- Dans de rares cas, certains patients connaissent des effets néfastes graves après une IRM.
- Ils pourraient être liés à leur alimentation selon des chercheurs.
- L'auteur conseille d'éviter la prise de vitamine C avant une IRM.
Dans la grande majorité des cas, l’IRM est un examen sûr. Toutefois, certains patients sont victimes d’effets indésirables très sérieux après l’injection de produit de contraste. Selon des chercheurs de l’université du Nouveau-Mexique, leur alimentation pourrait jouer un rôle clé dans cette grave réaction.
Ils ont découvert que l'acide oxalique - un composé présent dans des aliments comme les épinards, les noix ou encore le chocolat - peut déclencher la formation de nanoparticules métalliques toxiques dans le corps après l’injection d’un agent de contraste à base de gadolinium.
Réaction grave après une IRM : l’alimentation en cause ?
Le gadolinium, utilisé dans l’agent de contraste, permet d’avoir une image plus nette lors de l’IRM. Le plus souvent, ce métal est éliminé sans problème par l’organisme et ne provoque aucun effet secondaire. Mais chez un petit nombre de patients, des particules de gadolinium peuvent être retrouvées dans le cerveau, les reins, le sang et l'urine. Elles sont même susceptibles de provoquer une pathologie grave appelée la fibrose systémique néphrogénique. Elle se caractérise par une rigidification des tissus cutanées, ainsi que des poumons et du cœur.
En tentant de comprendre ce phénomène, les chercheurs ont identifié un coupable possible : l'acide oxalique. Cette substance, présente dans de nombreux aliments végétaux et se formant naturellement dans le corps après l'absorption de vitamine C, est connue pour pouvoir se lier aux ions métalliques. Ce qui la conduit notamment à favoriser la formation de calculs rénaux à base de calcium.

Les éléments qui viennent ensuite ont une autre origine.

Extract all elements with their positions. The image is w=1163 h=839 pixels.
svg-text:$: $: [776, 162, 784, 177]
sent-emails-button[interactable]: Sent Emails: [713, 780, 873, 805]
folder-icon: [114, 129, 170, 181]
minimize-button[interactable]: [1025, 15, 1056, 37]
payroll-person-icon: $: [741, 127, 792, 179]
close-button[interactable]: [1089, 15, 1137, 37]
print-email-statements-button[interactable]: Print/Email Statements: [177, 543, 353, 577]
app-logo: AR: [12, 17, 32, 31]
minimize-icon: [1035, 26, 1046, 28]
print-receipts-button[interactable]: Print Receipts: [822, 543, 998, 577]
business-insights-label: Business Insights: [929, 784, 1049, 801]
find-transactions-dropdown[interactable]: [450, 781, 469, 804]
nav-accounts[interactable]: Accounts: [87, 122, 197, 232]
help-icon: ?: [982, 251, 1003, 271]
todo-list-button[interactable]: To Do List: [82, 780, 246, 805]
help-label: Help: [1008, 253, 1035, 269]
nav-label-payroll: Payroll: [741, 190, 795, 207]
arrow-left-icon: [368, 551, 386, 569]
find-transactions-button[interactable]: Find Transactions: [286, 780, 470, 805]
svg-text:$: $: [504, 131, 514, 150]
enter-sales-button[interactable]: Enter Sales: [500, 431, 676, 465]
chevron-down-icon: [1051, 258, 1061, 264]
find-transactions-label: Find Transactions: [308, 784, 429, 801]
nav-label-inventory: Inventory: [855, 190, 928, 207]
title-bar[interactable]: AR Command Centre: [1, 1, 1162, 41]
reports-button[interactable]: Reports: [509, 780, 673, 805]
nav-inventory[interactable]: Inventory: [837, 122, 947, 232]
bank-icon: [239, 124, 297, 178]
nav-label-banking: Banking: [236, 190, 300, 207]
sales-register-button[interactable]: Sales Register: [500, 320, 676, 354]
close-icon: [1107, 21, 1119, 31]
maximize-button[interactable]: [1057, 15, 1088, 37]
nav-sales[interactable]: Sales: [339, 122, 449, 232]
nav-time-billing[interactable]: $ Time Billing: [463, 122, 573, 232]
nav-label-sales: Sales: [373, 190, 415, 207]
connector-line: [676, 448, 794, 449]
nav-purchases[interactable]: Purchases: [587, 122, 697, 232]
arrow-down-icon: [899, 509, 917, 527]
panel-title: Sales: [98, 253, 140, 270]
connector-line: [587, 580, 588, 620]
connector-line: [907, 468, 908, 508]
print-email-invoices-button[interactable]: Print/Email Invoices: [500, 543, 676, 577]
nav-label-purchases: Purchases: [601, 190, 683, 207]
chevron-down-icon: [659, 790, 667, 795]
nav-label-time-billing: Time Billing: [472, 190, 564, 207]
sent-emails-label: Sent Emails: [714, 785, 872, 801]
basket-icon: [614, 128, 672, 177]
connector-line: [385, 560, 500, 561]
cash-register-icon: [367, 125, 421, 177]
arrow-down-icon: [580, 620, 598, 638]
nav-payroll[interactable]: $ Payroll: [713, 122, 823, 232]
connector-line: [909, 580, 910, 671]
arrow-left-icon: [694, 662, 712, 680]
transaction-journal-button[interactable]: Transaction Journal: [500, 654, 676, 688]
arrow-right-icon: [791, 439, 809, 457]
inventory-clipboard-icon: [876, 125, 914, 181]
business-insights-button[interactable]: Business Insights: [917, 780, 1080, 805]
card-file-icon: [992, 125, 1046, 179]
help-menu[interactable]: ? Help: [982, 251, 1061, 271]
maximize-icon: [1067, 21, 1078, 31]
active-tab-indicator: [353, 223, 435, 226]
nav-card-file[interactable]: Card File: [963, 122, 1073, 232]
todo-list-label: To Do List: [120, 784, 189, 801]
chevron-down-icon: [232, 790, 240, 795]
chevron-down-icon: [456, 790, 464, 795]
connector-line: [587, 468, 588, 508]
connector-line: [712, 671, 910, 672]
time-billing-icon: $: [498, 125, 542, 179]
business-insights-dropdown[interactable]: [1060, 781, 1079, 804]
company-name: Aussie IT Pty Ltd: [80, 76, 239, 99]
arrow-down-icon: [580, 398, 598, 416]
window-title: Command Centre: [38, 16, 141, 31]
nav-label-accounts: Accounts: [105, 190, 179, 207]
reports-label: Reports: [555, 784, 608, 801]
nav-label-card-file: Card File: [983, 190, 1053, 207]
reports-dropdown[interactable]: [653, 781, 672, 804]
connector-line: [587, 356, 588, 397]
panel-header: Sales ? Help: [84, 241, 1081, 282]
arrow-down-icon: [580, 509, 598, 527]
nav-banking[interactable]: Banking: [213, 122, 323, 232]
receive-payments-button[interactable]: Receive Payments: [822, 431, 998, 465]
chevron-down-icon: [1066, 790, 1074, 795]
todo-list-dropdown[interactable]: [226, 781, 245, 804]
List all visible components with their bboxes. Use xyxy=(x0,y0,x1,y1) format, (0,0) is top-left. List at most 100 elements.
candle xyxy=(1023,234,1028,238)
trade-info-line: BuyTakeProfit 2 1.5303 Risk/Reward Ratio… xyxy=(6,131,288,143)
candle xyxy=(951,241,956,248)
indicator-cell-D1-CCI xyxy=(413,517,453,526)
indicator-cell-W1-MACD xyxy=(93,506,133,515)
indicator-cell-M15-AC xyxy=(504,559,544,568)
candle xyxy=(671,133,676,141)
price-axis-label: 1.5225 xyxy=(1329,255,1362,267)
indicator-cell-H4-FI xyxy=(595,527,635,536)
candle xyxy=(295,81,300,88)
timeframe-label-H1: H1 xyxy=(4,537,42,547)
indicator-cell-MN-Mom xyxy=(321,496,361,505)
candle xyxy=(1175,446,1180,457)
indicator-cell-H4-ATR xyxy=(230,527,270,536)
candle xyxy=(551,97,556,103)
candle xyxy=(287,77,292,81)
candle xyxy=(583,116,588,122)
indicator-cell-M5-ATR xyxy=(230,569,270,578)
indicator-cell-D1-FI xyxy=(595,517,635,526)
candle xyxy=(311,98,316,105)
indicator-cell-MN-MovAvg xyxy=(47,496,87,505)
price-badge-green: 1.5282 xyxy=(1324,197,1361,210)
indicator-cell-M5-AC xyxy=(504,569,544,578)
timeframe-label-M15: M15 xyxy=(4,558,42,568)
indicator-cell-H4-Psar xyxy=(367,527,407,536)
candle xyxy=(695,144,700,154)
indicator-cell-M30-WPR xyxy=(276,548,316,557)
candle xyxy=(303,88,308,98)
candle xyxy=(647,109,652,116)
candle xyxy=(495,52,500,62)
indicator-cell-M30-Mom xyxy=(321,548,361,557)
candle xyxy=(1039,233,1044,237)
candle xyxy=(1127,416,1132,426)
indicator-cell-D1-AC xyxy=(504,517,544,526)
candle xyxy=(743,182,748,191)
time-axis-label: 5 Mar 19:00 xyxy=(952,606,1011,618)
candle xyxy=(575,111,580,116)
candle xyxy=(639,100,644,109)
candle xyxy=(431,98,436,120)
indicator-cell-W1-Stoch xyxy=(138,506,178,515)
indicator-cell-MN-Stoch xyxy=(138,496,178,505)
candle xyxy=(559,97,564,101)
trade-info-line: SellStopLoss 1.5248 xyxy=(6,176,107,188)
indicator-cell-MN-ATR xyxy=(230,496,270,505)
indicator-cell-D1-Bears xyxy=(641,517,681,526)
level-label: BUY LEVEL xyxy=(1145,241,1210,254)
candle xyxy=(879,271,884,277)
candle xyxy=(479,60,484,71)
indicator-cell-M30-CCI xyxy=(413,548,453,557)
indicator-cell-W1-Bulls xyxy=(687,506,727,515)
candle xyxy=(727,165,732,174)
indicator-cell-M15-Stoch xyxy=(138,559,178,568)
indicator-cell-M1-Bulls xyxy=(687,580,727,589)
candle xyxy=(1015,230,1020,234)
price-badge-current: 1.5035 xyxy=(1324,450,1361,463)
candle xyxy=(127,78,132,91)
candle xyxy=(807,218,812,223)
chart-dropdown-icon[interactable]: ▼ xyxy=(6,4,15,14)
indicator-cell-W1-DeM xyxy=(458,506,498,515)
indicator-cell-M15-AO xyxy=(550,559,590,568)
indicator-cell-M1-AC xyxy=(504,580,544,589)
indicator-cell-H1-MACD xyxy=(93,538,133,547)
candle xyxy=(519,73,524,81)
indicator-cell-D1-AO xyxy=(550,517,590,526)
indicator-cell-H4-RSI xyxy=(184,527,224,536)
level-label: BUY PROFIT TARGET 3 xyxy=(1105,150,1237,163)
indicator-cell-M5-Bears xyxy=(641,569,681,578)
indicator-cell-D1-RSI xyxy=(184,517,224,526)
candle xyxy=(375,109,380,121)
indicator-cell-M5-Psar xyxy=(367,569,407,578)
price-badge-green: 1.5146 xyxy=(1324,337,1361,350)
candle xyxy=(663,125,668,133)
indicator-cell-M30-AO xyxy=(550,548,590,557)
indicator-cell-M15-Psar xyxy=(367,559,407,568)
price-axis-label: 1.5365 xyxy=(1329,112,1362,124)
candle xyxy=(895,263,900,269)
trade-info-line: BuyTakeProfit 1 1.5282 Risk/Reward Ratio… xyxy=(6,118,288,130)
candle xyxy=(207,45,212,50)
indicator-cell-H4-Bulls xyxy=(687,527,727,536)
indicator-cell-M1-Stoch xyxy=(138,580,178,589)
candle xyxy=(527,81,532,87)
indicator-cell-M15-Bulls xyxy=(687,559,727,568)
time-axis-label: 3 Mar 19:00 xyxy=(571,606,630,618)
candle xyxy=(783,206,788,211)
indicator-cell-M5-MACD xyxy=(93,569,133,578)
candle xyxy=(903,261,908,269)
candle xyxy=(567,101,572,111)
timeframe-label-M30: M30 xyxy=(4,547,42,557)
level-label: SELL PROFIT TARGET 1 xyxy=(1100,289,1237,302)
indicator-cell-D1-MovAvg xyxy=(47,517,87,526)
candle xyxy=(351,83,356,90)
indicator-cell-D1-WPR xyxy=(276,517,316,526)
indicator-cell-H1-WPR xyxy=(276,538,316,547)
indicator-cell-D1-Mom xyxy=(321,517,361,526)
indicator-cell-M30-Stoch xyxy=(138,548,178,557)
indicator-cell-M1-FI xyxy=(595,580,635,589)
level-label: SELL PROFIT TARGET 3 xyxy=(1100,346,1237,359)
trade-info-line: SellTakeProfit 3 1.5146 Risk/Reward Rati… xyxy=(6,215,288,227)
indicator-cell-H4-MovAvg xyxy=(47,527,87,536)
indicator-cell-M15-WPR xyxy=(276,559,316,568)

Lors d’une expérience menée en laboratoire, l’équipe a découvert que l'acide oxalique parvenait à extraire le gadolinium du produit de contraste. Ce qui entraîne la formation de nanoparticules composées de ce métal, qui ensuite peuvent s’infiltrer dans les organes du patient.
"Certaines personnes peuvent développer ces structures, tandis que d'autres non, et cela pourrait être lié à leur métabolisme", explique le Dr Brent Wagner, qui dirigé l’étude parue dans Magnetic Resonance Imaging. "Il se pourrait qu'elles présentent un taux d'acide oxalique élevé ou un état où les molécules sont plus susceptibles de se lier au gadolinium, entraînant la formation de nanoparticules. C'est peut-être pourquoi certaines personnes présentent des symptômes aussi graves et une réaction pathologique aussi importante (après une IRM), tandis que d'autres se portent bien."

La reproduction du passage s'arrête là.